Typically, a system monitoring program that will retrieve the status of control data structures of an operating system, that is running in a VM, must run on the guest operating system running in that same VM. Unfortunately, the monitoring program itself usually has an influence on the system it is monitoring. That is, the monitoring program comprises an active program of the VM and will be associated with user identification data, the monitoring program will occupy locations in operating queues, and the monitoring program will compete for VM resources along with all the other programs being run by other users. In addition, the performance of the monitoring program itself is affected by the performance of the VM. For example, if the VM is heavily loaded and is operating relatively slowly, then the monitoring program also will operate relatively slowly. Thus, the performance and usefulness o of a monitoring program can be compromised by the requirement of running in the monitored VM. Another factor to be considered is that the monitor program must be written specifically to the interface of the guest operating system under test if it is to run on that system. Therefore, operating system-specific monitoring programs must be written and maintained.
It is known to gain access to the address/data space of another VM by using the access-list-entry token (ALET). As noted above, the ALET ordinarily specifies an address/data space associated with a VM. The ALET, however, also can be used to specify spaces associated with other VMs, thus a user can directly address another VM's address/data space. In this way, it is possible to monitor the operation of one virtual machine from another without affecting the operation of the monitored virtual machine. A method for obtaining such access is described, for example, in U.S. Pat. No. 5,230,069 to Brelsford et al., which is assigned to the assignee of this application and is incorporated herein by this reference.
If a VM user issues an IPL command to the CP to bring up another operating system, then the CP automatically revokes all access to any previously permitted spaces. That is, the storage that was previously accessible before the IPL command is no longer shared. Consequently, if a VM being monitored issues an IPL command, then the monitoring VM no longer has access to the data control structures of the operating system that are maintained in the host-primary address space of the VM who issued the IPL command. It should be noted that there is no supported conventional interface to establish, in the first place, a shared host-primary address space once the VM uses the IPL command to invoke another operating system such as VM/ESA.
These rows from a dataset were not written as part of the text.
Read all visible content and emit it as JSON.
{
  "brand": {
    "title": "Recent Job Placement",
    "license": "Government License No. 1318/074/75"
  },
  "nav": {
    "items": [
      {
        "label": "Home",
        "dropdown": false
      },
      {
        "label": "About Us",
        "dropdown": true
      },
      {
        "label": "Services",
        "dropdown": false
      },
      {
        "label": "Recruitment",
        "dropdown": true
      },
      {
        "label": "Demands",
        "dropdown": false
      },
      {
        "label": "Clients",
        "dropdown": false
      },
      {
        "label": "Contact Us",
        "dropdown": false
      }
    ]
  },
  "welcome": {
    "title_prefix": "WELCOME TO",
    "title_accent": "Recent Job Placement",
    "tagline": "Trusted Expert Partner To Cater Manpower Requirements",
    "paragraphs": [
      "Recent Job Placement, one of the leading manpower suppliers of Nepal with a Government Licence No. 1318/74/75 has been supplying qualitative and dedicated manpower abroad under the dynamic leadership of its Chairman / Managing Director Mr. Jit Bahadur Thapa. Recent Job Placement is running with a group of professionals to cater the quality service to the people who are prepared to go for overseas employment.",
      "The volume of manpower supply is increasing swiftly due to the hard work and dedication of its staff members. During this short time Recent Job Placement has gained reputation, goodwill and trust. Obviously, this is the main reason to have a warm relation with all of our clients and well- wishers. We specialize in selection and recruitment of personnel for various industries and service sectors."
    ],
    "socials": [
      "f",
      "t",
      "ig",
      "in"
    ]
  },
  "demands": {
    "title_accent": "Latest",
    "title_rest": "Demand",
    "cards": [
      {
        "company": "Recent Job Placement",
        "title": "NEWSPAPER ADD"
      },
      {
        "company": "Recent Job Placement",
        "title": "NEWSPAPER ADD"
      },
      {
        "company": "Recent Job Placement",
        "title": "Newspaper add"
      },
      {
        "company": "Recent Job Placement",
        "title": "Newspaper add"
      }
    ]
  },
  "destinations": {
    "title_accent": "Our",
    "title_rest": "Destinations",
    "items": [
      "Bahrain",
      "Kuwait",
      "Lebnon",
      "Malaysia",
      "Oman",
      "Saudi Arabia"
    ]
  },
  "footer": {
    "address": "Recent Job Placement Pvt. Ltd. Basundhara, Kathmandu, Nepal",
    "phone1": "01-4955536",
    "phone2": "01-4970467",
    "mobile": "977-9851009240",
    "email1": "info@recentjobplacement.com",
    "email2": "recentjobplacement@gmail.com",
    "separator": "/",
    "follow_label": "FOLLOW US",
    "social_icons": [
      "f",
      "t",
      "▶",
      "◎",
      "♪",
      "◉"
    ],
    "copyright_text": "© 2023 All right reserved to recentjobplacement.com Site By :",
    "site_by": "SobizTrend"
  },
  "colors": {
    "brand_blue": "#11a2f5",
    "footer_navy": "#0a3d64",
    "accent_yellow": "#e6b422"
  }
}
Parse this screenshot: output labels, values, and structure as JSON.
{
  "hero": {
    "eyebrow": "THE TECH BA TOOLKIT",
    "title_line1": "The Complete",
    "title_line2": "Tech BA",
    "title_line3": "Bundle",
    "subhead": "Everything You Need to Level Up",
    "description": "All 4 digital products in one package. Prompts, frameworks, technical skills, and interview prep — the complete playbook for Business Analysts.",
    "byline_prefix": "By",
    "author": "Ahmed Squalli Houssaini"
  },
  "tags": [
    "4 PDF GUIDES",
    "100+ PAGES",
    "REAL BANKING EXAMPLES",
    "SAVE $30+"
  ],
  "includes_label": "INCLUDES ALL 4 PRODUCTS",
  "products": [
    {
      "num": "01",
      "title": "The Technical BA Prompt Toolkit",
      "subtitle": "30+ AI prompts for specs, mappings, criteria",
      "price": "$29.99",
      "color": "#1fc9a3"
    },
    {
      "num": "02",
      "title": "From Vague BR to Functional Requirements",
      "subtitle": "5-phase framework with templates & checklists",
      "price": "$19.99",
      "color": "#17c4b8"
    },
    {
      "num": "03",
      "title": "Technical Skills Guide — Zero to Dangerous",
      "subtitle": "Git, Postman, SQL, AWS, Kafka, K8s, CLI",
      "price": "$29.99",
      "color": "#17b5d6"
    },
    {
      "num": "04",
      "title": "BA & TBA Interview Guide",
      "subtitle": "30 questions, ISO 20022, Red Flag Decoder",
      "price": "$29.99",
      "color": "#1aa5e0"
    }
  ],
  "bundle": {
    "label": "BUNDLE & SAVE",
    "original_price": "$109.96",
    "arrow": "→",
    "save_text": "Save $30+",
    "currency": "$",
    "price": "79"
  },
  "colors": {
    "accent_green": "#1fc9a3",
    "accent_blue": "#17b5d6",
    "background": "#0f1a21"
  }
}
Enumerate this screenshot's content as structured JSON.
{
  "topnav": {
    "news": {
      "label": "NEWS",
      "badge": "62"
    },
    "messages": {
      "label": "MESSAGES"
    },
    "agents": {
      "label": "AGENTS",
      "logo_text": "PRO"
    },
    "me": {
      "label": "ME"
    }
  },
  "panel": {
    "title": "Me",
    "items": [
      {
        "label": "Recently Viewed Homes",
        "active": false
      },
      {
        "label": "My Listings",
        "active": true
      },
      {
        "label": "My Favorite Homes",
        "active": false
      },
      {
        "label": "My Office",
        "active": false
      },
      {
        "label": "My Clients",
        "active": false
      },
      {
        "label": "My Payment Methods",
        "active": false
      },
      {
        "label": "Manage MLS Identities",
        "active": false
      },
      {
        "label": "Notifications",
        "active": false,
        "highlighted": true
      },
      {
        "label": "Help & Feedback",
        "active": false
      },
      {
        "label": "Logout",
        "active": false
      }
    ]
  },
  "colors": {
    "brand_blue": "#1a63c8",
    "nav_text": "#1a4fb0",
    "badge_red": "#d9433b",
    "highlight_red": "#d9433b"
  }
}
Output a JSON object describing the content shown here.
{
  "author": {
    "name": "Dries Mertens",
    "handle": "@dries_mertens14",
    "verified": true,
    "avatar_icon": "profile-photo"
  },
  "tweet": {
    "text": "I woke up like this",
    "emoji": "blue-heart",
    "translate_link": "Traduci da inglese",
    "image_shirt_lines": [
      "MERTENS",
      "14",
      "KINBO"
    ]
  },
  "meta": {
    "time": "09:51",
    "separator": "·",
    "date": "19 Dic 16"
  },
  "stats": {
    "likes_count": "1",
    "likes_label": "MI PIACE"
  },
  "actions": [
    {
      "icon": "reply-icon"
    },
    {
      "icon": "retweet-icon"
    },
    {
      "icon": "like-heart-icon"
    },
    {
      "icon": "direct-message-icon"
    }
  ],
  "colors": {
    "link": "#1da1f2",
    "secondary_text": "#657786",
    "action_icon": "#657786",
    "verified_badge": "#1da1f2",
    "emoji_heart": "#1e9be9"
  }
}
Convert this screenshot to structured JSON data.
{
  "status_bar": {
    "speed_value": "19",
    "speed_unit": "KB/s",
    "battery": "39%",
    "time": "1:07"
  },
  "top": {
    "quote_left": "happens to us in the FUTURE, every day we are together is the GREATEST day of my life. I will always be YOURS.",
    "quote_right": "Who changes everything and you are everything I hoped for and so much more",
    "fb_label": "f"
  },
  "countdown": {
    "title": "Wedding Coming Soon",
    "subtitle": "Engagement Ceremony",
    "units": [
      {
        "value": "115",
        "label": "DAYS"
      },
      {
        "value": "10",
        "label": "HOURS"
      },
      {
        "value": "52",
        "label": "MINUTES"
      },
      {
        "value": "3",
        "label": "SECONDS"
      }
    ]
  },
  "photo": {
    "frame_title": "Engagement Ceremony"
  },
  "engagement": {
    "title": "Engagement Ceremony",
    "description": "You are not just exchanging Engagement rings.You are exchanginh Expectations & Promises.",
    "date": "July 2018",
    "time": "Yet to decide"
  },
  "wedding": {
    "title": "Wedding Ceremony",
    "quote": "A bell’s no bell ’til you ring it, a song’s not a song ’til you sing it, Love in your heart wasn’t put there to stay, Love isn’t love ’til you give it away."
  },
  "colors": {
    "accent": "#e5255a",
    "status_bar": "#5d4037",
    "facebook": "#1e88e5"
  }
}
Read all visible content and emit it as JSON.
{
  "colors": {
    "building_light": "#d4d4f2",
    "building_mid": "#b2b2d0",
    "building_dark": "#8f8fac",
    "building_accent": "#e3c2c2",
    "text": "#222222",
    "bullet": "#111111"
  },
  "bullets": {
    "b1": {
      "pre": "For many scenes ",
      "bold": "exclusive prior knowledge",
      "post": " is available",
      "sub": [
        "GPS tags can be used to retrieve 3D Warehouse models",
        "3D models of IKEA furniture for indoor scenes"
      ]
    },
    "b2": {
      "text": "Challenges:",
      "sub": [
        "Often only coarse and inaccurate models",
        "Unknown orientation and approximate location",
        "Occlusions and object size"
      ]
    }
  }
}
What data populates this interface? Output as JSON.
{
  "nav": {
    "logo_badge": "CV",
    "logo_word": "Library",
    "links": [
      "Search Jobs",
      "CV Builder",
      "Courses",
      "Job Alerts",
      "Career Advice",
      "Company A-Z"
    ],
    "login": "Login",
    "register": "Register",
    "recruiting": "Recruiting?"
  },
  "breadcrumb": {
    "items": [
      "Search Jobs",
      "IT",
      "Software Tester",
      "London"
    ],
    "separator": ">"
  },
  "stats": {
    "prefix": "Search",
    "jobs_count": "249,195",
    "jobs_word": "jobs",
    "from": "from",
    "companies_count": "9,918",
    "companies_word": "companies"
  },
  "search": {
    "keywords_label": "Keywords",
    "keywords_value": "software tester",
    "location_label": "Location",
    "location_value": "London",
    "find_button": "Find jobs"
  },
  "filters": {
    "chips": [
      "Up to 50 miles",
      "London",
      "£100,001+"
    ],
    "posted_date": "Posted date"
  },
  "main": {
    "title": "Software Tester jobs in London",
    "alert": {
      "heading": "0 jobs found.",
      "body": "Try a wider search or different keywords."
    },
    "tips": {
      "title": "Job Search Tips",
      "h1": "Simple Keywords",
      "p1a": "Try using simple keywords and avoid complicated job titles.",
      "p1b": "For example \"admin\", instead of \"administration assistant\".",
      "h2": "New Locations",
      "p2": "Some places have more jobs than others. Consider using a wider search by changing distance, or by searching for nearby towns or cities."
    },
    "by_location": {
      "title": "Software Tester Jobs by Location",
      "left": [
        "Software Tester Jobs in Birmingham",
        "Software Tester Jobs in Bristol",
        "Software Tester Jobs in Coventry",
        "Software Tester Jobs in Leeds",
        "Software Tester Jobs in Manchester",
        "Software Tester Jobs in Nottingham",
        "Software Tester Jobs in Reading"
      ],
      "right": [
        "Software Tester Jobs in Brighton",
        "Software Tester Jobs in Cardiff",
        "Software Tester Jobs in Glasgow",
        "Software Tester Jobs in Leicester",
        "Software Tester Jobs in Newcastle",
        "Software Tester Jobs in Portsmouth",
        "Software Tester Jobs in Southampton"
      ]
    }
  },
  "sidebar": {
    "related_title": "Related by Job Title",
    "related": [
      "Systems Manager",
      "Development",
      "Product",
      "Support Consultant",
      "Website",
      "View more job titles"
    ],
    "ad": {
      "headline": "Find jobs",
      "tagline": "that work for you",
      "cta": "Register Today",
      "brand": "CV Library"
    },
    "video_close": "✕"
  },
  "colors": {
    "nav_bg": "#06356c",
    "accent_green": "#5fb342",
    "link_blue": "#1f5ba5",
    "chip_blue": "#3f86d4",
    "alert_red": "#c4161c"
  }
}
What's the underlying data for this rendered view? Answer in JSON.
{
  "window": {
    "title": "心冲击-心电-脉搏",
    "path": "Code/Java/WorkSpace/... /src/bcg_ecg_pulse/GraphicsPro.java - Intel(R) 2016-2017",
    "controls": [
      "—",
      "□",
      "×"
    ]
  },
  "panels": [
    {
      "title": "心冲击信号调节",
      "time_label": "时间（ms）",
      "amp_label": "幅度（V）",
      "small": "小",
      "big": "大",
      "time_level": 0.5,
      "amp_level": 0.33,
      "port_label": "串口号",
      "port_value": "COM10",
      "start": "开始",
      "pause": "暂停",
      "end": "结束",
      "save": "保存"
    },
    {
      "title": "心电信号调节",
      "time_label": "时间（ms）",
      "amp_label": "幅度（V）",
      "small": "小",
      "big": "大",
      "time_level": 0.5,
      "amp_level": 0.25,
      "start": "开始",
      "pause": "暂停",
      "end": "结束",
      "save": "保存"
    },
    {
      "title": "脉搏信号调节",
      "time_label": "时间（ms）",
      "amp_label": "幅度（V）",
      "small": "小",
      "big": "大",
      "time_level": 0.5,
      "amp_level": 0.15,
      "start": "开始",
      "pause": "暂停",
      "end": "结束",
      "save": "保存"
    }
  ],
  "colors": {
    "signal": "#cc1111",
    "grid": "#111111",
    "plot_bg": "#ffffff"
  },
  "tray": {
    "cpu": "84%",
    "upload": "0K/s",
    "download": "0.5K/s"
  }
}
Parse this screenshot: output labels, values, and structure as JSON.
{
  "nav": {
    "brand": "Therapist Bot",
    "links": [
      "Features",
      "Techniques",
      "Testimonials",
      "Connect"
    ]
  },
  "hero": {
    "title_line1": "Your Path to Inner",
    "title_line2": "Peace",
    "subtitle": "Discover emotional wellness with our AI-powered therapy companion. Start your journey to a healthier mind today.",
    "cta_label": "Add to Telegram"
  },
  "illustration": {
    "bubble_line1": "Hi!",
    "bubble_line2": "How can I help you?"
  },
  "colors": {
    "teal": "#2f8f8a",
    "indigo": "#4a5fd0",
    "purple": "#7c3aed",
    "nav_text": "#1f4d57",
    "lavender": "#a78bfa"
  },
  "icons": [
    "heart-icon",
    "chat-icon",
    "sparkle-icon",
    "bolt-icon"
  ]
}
In addition, the ALET scheme of gaining access to the address/data space of a VM does not support gaining access to the execution space of the host processor itself. The data structures defining the host processor execution space are maintained in the same manner as the data structures that define a VM's host-primary address space, but services are not provided for a user to access the host execution address space. It would be advantageous if a user running on a host processor could gain access to the execution space control data structures to perform a monitoring function of the host operating system.
From the discussion above, it should be apparent that there is a need for an apparatus and method that permits access and monitoring capability of control dam structure locations in a plurality of virtual machines from a given one of the virtual machines without substantially effecting the operation of the host computer or the virtual machine being monitored. It should also be apparent that there is a need to perform this same method of monitoring of the host operating system. The present invention satisfies these needs.